The Shield bared his teeth in a feral grimace of hate. “Just finish it!”
“It wasn’t your fault,” Al Sorna went on. “You were just a boy. There was nothing you could do. You were right to run…”
The Shield’s composure shattered, an enraged roar erupting from his lips, charging forward, hands reaching for Al Sorna’s throat. The northman side-stepped the charge and slammed the palm of his hand into the Shield’s temple, felling him to the arena floor where he lay still and immobile.
Al Sorna turned and walked back to his seat, retrieving the scabbard and sheathing his sword. The crowd were beginning to react now, mostly in shock, but with a tinge of anger that I knew would only grow.
“This challenge is not concluded, Lord Vaelin!” Carval Nurin called above the rising tumult.
Al Sorna turned, walking to where Lady Emeren sat, shocked and staring at him in rigid frustration. “My Lady, are you ready to depart this place?”
“This contest is to the death!” Nurin shouted. “If you leave this man alive you dishonour him in the eyes of the Isles for all time.”

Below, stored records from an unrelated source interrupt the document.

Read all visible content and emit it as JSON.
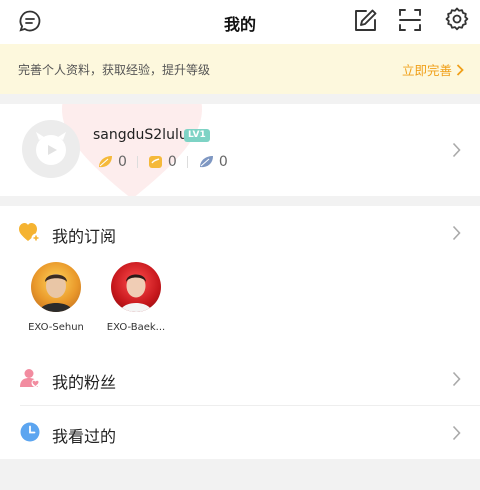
{
  "header": {
    "title": "我的"
  },
  "banner": {
    "text": "完善个人资料，获取经验，提升等级",
    "action": "立即完善"
  },
  "profile": {
    "username": "sangduS2lulu",
    "level": "LV1",
    "stats": [
      {
        "icon": "gold-leaf-icon",
        "value": "0"
      },
      {
        "icon": "ticket-icon",
        "value": "0"
      },
      {
        "icon": "feather-icon",
        "value": "0"
      }
    ]
  },
  "subscriptions": {
    "label": "我的订阅",
    "items": [
      {
        "name": "EXO-Sehun"
      },
      {
        "name": "EXO-Baek..."
      }
    ]
  },
  "fans": {
    "label": "我的粉丝"
  },
  "history": {
    "label": "我看过的"
  },
  "colors": {
    "accent": "#f0a01a",
    "banner_bg": "#fdf8dd",
    "level_badge": "#7ed3c5",
    "fans_icon": "#f28ca0",
    "history_icon": "#5ca5f0"
  }
}
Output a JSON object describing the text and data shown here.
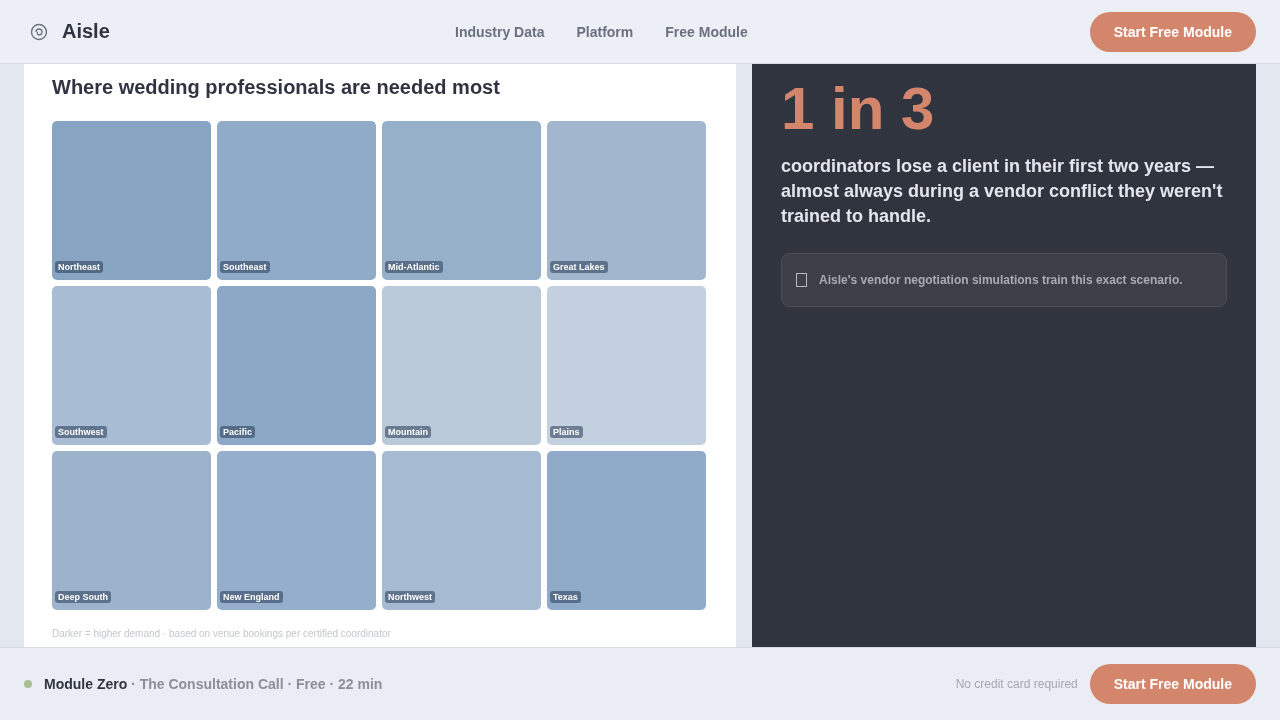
{
  "header": {
    "brand": "Aisle",
    "nav": [
      {
        "label": "Industry Data"
      },
      {
        "label": "Platform"
      },
      {
        "label": "Free Module"
      }
    ],
    "cta": "Start Free Module"
  },
  "demand": {
    "title": "Where wedding professionals are needed most",
    "regions": [
      {
        "name": "Northeast",
        "color": "#87a5c2"
      },
      {
        "name": "Southeast",
        "color": "#8fabc8"
      },
      {
        "name": "Mid-Atlantic",
        "color": "#97b0c9"
      },
      {
        "name": "Great Lakes",
        "color": "#a2b7ce"
      },
      {
        "name": "Southwest",
        "color": "#a8bcd3"
      },
      {
        "name": "Pacific",
        "color": "#8ba8c6"
      },
      {
        "name": "Mountain",
        "color": "#b9c9da"
      },
      {
        "name": "Plains",
        "color": "#c2d0df"
      },
      {
        "name": "Deep South",
        "color": "#9db3cc"
      },
      {
        "name": "New England",
        "color": "#95aecb"
      },
      {
        "name": "Northwest",
        "color": "#a6bbd2"
      },
      {
        "name": "Texas",
        "color": "#90abc9"
      }
    ],
    "note": "Darker = higher demand · based on venue bookings per certified coordinator"
  },
  "truth": {
    "stat": "1 in 3",
    "text": "coordinators lose a client in their first two years — almost always during a vendor conflict they weren't trained to handle.",
    "callout": "Aisle's vendor negotiation simulations train this exact scenario."
  },
  "footer": {
    "module": "Module Zero",
    "details": " · The Consultation Call · Free · 22 min",
    "note": "No credit card required",
    "cta": "Start Free Module"
  }
}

Al Sorna turned away from the Lady Emeren with a gracious bow. “Honour?” he asked Nurin. “Honour is just a word. You can’t eat it or drink it and yet everywhere I go men talk of it endlessly, and they all tell a different tale of what it actually means. For the Alpirans it’s all about duty, the Renfaelins think it’s the same as courage. In these islands it appears it means killing a son for a crime committed by his father then slaughtering a helpless man when the pantomime fails to go to plan.”
It was strange, but the crowd fell silent as he spoke, even though his voice wasn’t particularly loud the amphitheatre carried it effortlessly to all those present, and somehow their anger and disappointed blood-lust abated.